Havuçta aynı nakarat: Ya batarsın ya çıkarsın
Türkiye’de havuç denildiğinde akla 3 ana bölge geliyor: Konya-Kaşınhanı, Ankara-Beypazarı ve Hatay-Kırıkhan. Bu bölgeler, ezeli bir rekabet içinde hem Türkiye’de yetişen havucun temsilcisi olmaya, hem de pazarda en geniş dilimi edinmeye çalışıyorlar. Son 10 yılda üretimini 10 katına kadar çıkaran Konya’nın Kaşınhanı beldesi üretimin ağır topu olarak bilinirken, Beypazarı az miktarda ama kaliteyi ön plana çıkaran üretimiyle biliniyor. Kırıkhan ise Türkiye’nin havuç ihracat pazarının neredeyse tamamını üstlenmiş bir ilçe olarak pazara katkı sunuyor. Ancak pazarda tezgâhın karşısına geçip hangi havucun nereden geldiği üzerine ahkâm kesmek o kadar da kolay değil. Çünkü 3 bölge de aynı tohum çeşitlerini, birbirine yakın iklim şartları ve üretim teknikleriyle üretiyorlar.
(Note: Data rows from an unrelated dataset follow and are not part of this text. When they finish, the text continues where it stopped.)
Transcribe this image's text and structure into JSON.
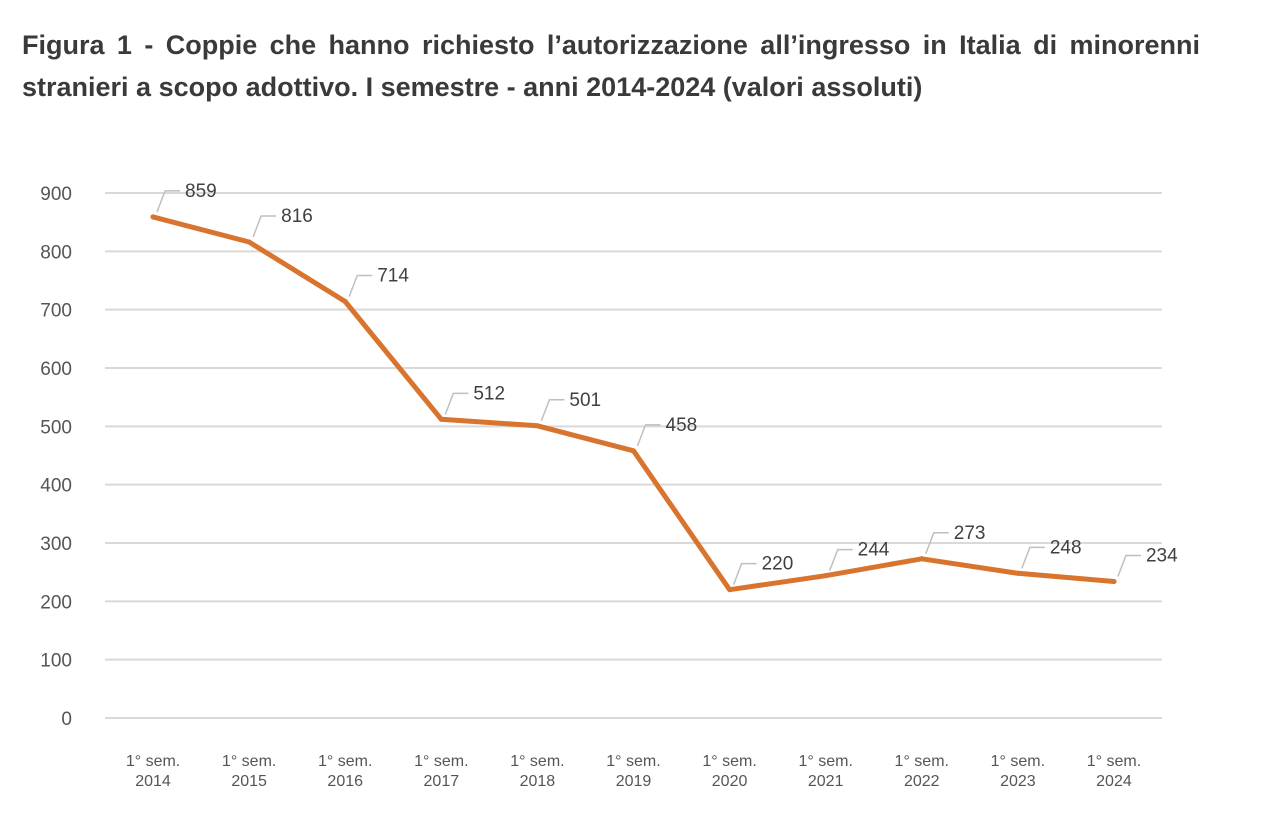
{
  "figure": {
    "title": "Figura 1 - Coppie che hanno richiesto l’autorizzazione all’ingresso in Italia di minorenni stranieri a scopo adottivo. I semestre - anni 2014-2024 (valori assoluti)"
  },
  "chart_data": {
    "type": "line",
    "title": "Figura 1 - Coppie che hanno richiesto l’autorizzazione all’ingresso in Italia di minorenni stranieri a scopo adottivo. I semestre - anni 2014-2024 (valori assoluti)",
    "categories": [
      [
        "1° sem.",
        "2014"
      ],
      [
        "1° sem.",
        "2015"
      ],
      [
        "1° sem.",
        "2016"
      ],
      [
        "1° sem.",
        "2017"
      ],
      [
        "1° sem.",
        "2018"
      ],
      [
        "1° sem.",
        "2019"
      ],
      [
        "1° sem.",
        "2020"
      ],
      [
        "1° sem.",
        "2021"
      ],
      [
        "1° sem.",
        "2022"
      ],
      [
        "1° sem.",
        "2023"
      ],
      [
        "1° sem.",
        "2024"
      ]
    ],
    "series": [
      {
        "values": [
          859,
          816,
          714,
          512,
          501,
          458,
          220,
          244,
          273,
          248,
          234
        ],
        "color": "#D9742F"
      }
    ],
    "ylim": [
      0,
      900
    ],
    "yticks": [
      0,
      100,
      200,
      300,
      400,
      500,
      600,
      700,
      800,
      900
    ],
    "grid": true,
    "legend": "none",
    "data_labels": true,
    "colors": {
      "line": "#D9742F",
      "grid": "#D9D9D9",
      "leader": "#BFBFBF"
    }
  }
}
Havucun bir buğday, arpa, ya da kendisi gibi kök bitkisi olan patates kadar yaygın yetişememesinin diğer sebebi ise külfetli bir yatırım olarak görülmesi. Zira ekim öncesi tarlanın hazırlanmasından nakliyesine kadar geçen süreç bolca meşakkat içeriyor. Ekimi pnömatik mibzer adı verilen makinelerle yapılan havuç tohumları, sebzeye dönüştüklerinde ise söküm makineleriyle gizlendikleri yerden çıkarılıyorlar. Ama makine kullanımı iş gücüne gerek olmadığı anlamına da gelmiyor. Topraktan sökülen havucun toplanması, yıkanıp temizlenmesi, sınıflandırılıp paketlenmesi ya da yıl boyu pazarı besleyebilmek için depolanması gibi ek maliyetler havuç üreticisinin göze alması gereken faktörleri oluşturuyor.
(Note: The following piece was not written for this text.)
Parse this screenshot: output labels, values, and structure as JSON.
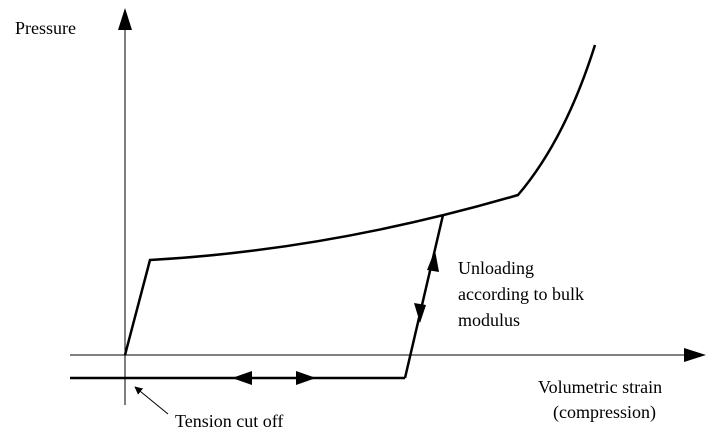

Eğitimini tarla bitkileri üzerine almış olan Yüksek Ziraat Mühendisi Ahmet Nar, kârının da, zararının da çok yüksek olduğunu söyleyerek havucu diğer tarım ürünlerinden ayırıyor. Sözü havuç üretiminin kendine özgü zorluklarından açan Nar, kök bitkileriyle uğraşmanın ekstra bir mesai gerektirdiğinin altını çiziyor: “Diğer bitkiler gibi havucun da yaprağını devamlı yeşil tutacaksınız, yoksa kök aksamı gelişmez. Havucun pürüzsüz, düzgün, renginin güzel olması için bu gerekli. Toprak üstü sebzeler gibi gözlem yapmak da mümkün değil. Örneğin domateste meyvenin oluşma sürecini görürsünüz, ama havucu sökmeden bir şey diyemiyorsunuz.”
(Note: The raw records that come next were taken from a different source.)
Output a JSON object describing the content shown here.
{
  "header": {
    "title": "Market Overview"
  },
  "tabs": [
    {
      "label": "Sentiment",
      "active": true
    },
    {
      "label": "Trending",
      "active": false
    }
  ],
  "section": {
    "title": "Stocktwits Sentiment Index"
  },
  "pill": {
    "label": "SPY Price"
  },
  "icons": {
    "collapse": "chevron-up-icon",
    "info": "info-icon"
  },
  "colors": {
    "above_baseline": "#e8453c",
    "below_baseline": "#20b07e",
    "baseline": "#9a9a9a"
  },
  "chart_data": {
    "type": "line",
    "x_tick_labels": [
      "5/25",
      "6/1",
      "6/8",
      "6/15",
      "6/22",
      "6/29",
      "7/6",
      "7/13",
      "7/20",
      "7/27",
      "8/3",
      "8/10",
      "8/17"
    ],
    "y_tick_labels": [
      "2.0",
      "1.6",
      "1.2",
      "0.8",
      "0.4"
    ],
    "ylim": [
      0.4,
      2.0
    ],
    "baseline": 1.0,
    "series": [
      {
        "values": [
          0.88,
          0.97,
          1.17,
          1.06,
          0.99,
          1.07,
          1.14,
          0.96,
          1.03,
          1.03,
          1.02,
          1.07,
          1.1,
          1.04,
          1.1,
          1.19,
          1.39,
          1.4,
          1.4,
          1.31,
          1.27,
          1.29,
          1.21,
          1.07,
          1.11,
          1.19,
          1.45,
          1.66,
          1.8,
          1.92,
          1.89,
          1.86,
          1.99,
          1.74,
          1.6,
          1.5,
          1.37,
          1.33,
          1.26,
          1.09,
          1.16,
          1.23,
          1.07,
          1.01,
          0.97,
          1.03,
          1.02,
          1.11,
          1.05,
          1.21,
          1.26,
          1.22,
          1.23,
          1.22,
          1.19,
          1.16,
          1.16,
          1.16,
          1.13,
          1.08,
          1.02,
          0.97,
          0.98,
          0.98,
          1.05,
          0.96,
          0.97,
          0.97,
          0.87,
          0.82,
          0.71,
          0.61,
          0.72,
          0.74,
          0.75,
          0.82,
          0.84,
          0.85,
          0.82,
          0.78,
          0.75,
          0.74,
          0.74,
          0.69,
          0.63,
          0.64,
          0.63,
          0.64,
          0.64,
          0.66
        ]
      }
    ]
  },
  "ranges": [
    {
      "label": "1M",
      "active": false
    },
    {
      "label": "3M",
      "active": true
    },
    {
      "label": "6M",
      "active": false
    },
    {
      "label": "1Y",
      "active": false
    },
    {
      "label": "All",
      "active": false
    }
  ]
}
Üretim süreci zahmetli olsa da, uzun bir hasat dönemine sahip olan havucun, koşullar elverdiğinde ekonomik bazda üreticinin yüzünü güldürebileceğine şaşırmamak gerekiyor. Havucun bir diğer avantajı da, ‘soğuk hava deposu’ ya da ‘buzhane’ adı verilen tesislerde depolanıp yıl boyunca piyasada kalmaya elverişli bir ürün olması. Bazen devlet desteğiyle, çoğunlukla ise kendi imkanlarıyla her yıl 2-3 üreticini daha buzhane yaptırdığı Kaşınhanı’nda, artık önder üreticilerin çoğunun tesisinde havuç depolama tesisi bulunuyor. Buralarda topraklı vaziyette depolanıp 4 derece sıcaklıkta bekletilen havuçlar 5-6 ay süresince ihtiyaç oldukça pazara sürülebiliyorlar.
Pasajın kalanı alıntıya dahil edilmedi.